Ginny kam um das Bett herum und umarmte Hermine von der anderen Seite. Wie war es möglich, sich so sehr selbst zu hassen und sich gleichzeitig so geborgen zu fühlen? Sie erlaubte sich, in die Arme ihrer Freunde zu sinken und alles heraus zu weinen, was sich in ihr aufgebaut hatte. Jeder hier, jeden, den sie liebte, war, um Mrs. Weasleys Uhr zu zitieren, in Lebensgefahr. Rons Vergiftung war sicherlich nur erst der Anfang von dem Schrecken, die sie sich noch gegenüberstellen mussten. Nicht mehr lange, so wusste sie, würden sie, Ron und Harry Hogwarts und selbst die Annehmlichkeiten des Krankenflügels verlassen.
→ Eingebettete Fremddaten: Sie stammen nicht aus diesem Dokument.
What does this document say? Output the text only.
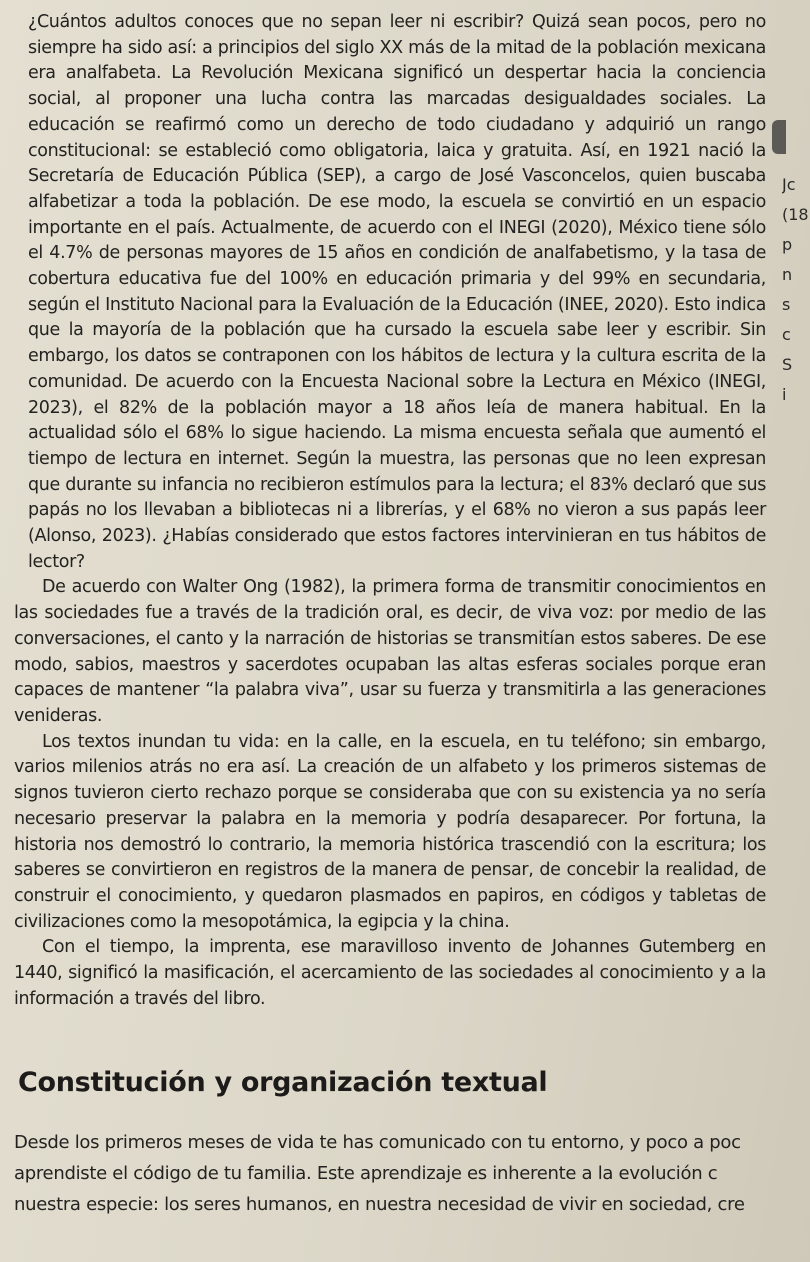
¿Cuántos adultos conoces que no sepan leer ni escribir? Quizá sean pocos, pero no siempre ha sido así: a principios del siglo XX más de la mitad de la población mexicana era analfabeta. La Revolución Mexicana significó un despertar hacia la conciencia social, al proponer una lucha contra las marcadas desigualdades sociales. La educación se reafirmó como un derecho de todo ciudadano y adquirió un rango constitucional: se estableció como obligatoria, laica y gratuita. Así, en 1921 nació la Secretaría de Educación Pública (SEP), a cargo de José Vasconcelos, quien buscaba alfabetizar a toda la población. De ese modo, la escuela se convirtió en un espacio importante en el país. Actualmente, de acuerdo con el INEGI (2020), México tiene sólo el 4.7% de personas mayores de 15 años en condición de analfabetismo, y la tasa de cobertura educativa fue del 100% en educación primaria y del 99% en secundaria, según el Instituto Nacional para la Evaluación de la Educación (INEE, 2020). Esto indica que la mayoría de la población que ha cursado la escuela sabe leer y escribir. Sin embargo, los datos se contraponen con los hábitos de lectura y la cultura escrita de la comunidad. De acuerdo con la Encuesta Nacional sobre la Lectura en México (INEGI, 2023), el 82% de la población mayor a 18 años leía de manera habitual. En la actualidad sólo el 68% lo sigue haciendo. La misma encuesta señala que aumentó el tiempo de lectura en internet. Según la muestra, las personas que no leen expresan que durante su infancia no recibieron estímulos para la lectura; el 83% declaró que sus papás no los llevaban a bibliotecas ni a librerías, y el 68% no vieron a sus papás leer (Alonso, 2023). ¿Habías considerado que estos factores intervinieran en tus hábitos de lector?

De acuerdo con Walter Ong (1982), la primera forma de transmitir conocimientos en las sociedades fue a través de la tradición oral, es decir, de viva voz: por medio de las conversaciones, el canto y la narración de historias se transmitían estos saberes. De ese modo, sabios, maestros y sacerdotes ocupaban las altas esferas sociales porque eran capaces de mantener “la palabra viva”, usar su fuerza y transmitirla a las generaciones venideras.

Los textos inundan tu vida: en la calle, en la escuela, en tu teléfono; sin embargo, varios milenios atrás no era así. La creación de un alfabeto y los primeros sistemas de signos tuvieron cierto rechazo porque se consideraba que con su existencia ya no sería necesario preservar la palabra en la memoria y podría desaparecer. Por fortuna, la historia nos demostró lo contrario, la memoria histórica trascendió con la escritura; los saberes se convirtieron en registros de la manera de pensar, de concebir la realidad, de construir el conocimiento, y quedaron plasmados en papiros, en códigos y tabletas de civilizaciones como la mesopotámica, la egipcia y la china.

Con el tiempo, la imprenta, ese maravilloso invento de Johannes Gutemberg en 1440, significó la masificación, el acercamiento de las sociedades al conocimiento y a la información a través del libro.

Constitución y organización textual
Desde los primeros meses de vida te has comunicado con tu entorno, y poco a poc
aprendiste el código de tu familia. Este aprendizaje es inherente a la evolución c
nuestra especie: los seres humanos, en nuestra necesidad de vivir en sociedad, cre
Jc
(18
p
n
s
c
S
i
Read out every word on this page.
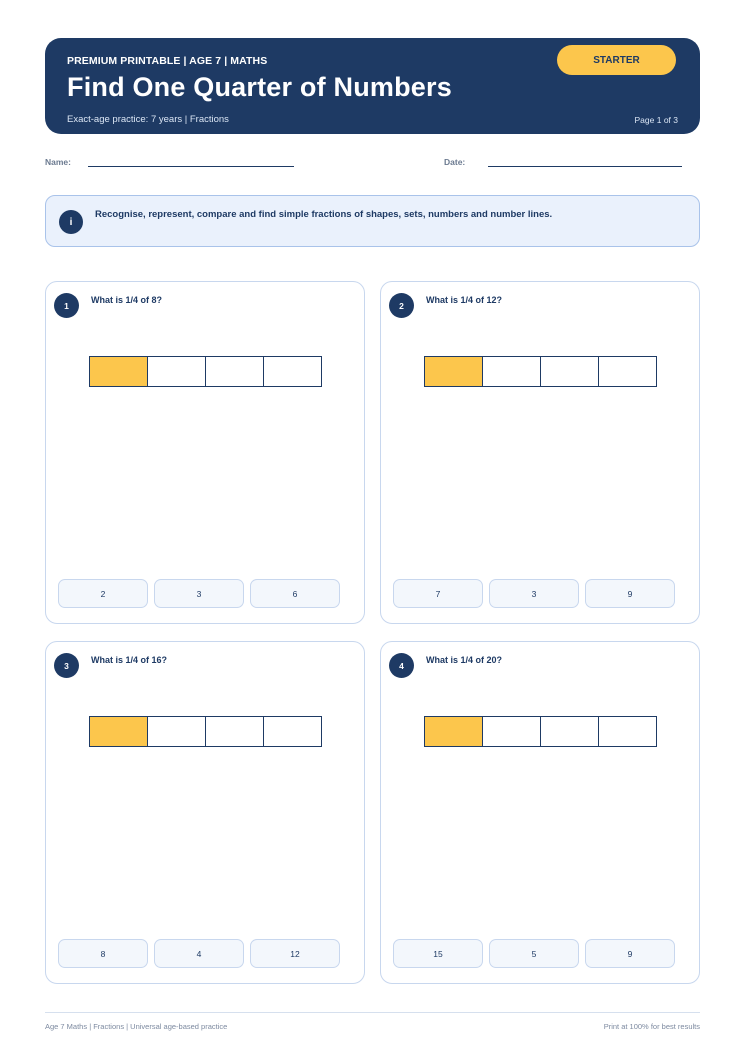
PREMIUM PRINTABLE | AGE 7 | MATHS
Find One Quarter of Numbers
Exact-age practice: 7 years | Fractions	Page 1 of 3
STARTER
Name:	Date:
i
Recognise, represent, compare and find simple fractions of shapes, sets, numbers and number lines.
1
What is 1/4 of 8?
2	3	6
2
What is 1/4 of 12?
7	3	9
3
What is 1/4 of 16?
8	4	12
4
What is 1/4 of 20?
15	5	9
Age 7 Maths | Fractions | Universal age-based practice	Print at 100% for best results
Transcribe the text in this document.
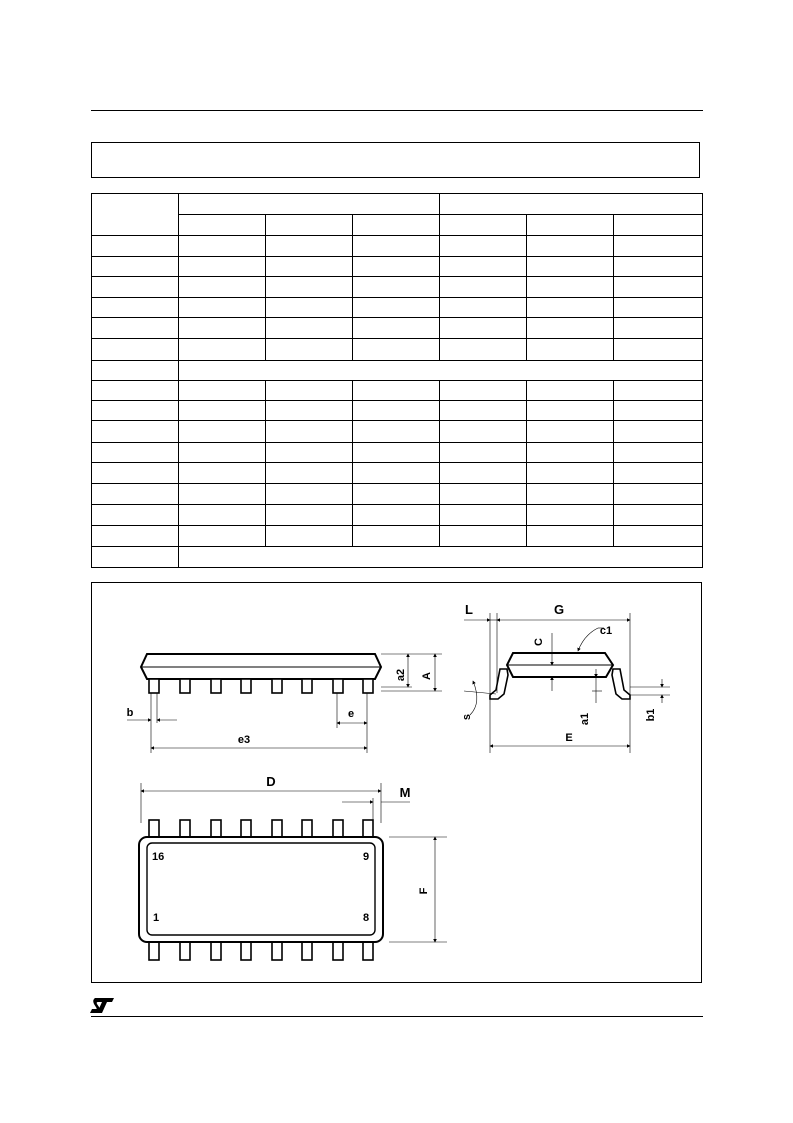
b	e
e3
a2 A
L	G
C
c1
s	a1	b1
E
D
M
F
16	9
1	8
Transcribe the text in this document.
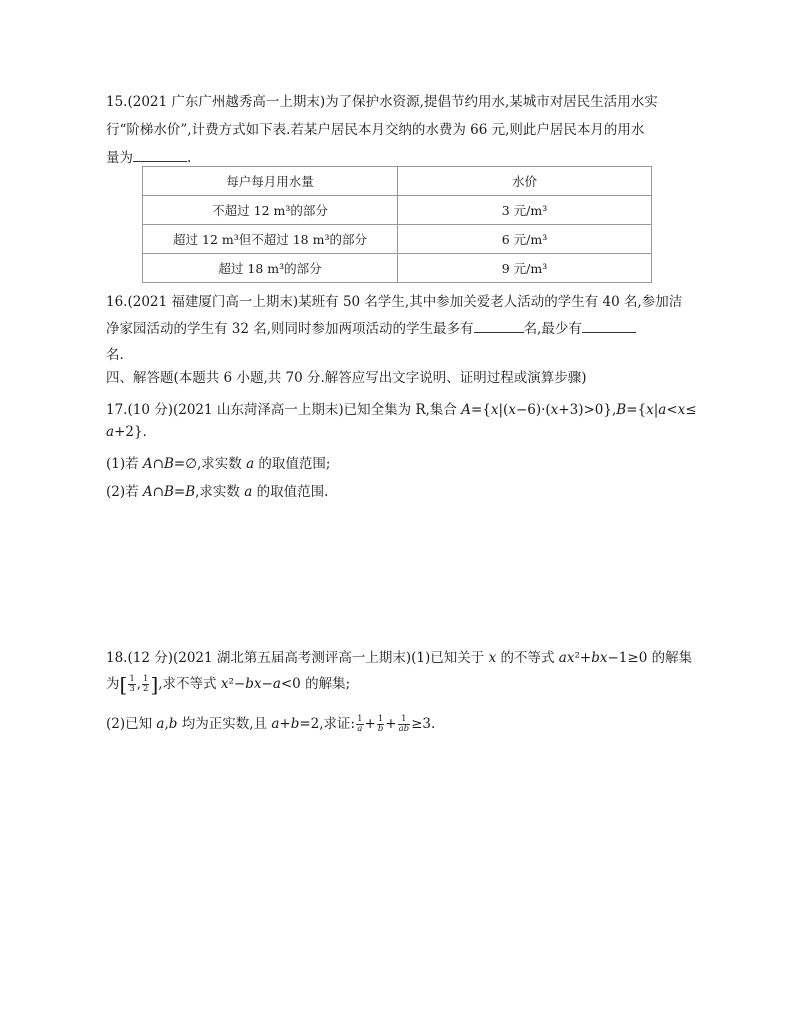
15.(2021 广东广州越秀高一上期末)为了保护水资源,提倡节约用水,某城市对居民生活用水实
行“阶梯水价”,计费方式如下表.若某户居民本月交纳的水费为 66 元,则此户居民本月的用水
量为	.
每户每月用水量	水价
不超过 12 m³的部分	3 元/m³
超过 12 m³但不超过 18 m³的部分	6 元/m³
超过 18 m³的部分	9 元/m³
16.(2021 福建厦门高一上期末)某班有 50 名学生,其中参加关爱老人活动的学生有 40 名,参加洁
净家园活动的学生有 32 名,则同时参加两项活动的学生最多有	名,最少有
名.
四、解答题(本题共 6 小题,共 70 分.解答应写出文字说明、证明过程或演算步骤)
17.(10 分)(2021 山东菏泽高一上期末)已知全集为 R,集合 A={x|(x−6)·(x+3)>0},B={x|a<x≤
a+2}.
(1)若 A∩B=∅,求实数 a 的取值范围;
(2)若 A∩B=B,求实数 a 的取值范围.
18.(12 分)(2021 湖北第五届高考测评高一上期末)(1)已知关于 x 的不等式 ax²+bx−1≥0 的解集
为[ $\frac{1}{3}$ , $\frac{1}{2}$ ],求不等式 x²−bx−a<0 的解集;
(2)已知 a,b 均为正实数,且 a+b=2,求证: $\frac{1}{a} + \frac{1}{b} + \frac{1}{ab} \ge 3$.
Vielleicht, wenn das nächste Mal einer von ihnen verletzt sein würde, würde sie sich um ihre Wunden kümmern. Es war genug, um jeden mit Schrecken und Selbstzweifeln verrückt zu machen. Und dennoch zog sie Trost aus Harrys und Ginnys Umarmung und noch mehr Trost aus dem Mann, der ihr zeigte, wie sie überleben konnte. Wenn sie es schafften, würden sie Snape danken müssen. Aber was ist mit seinem Überleben? Wer würde sich um seine Wunden kümmern, sich an seiner Bettseite Sorgen machen? Wenn er zu den Todessern zurückkehrte, wer würde da schon wissen oder sich darum kümmern, ob er in Schwierigkeiten war?
„Ihm wird es gut gehen, Hermine“, flüsterte Harry.
Sie schniefte ein letztes Mal und setzt sich wieder auf. „Ich hoffe es“, sagte sie, auch wenn es nicht Ron war, an den sie dachte.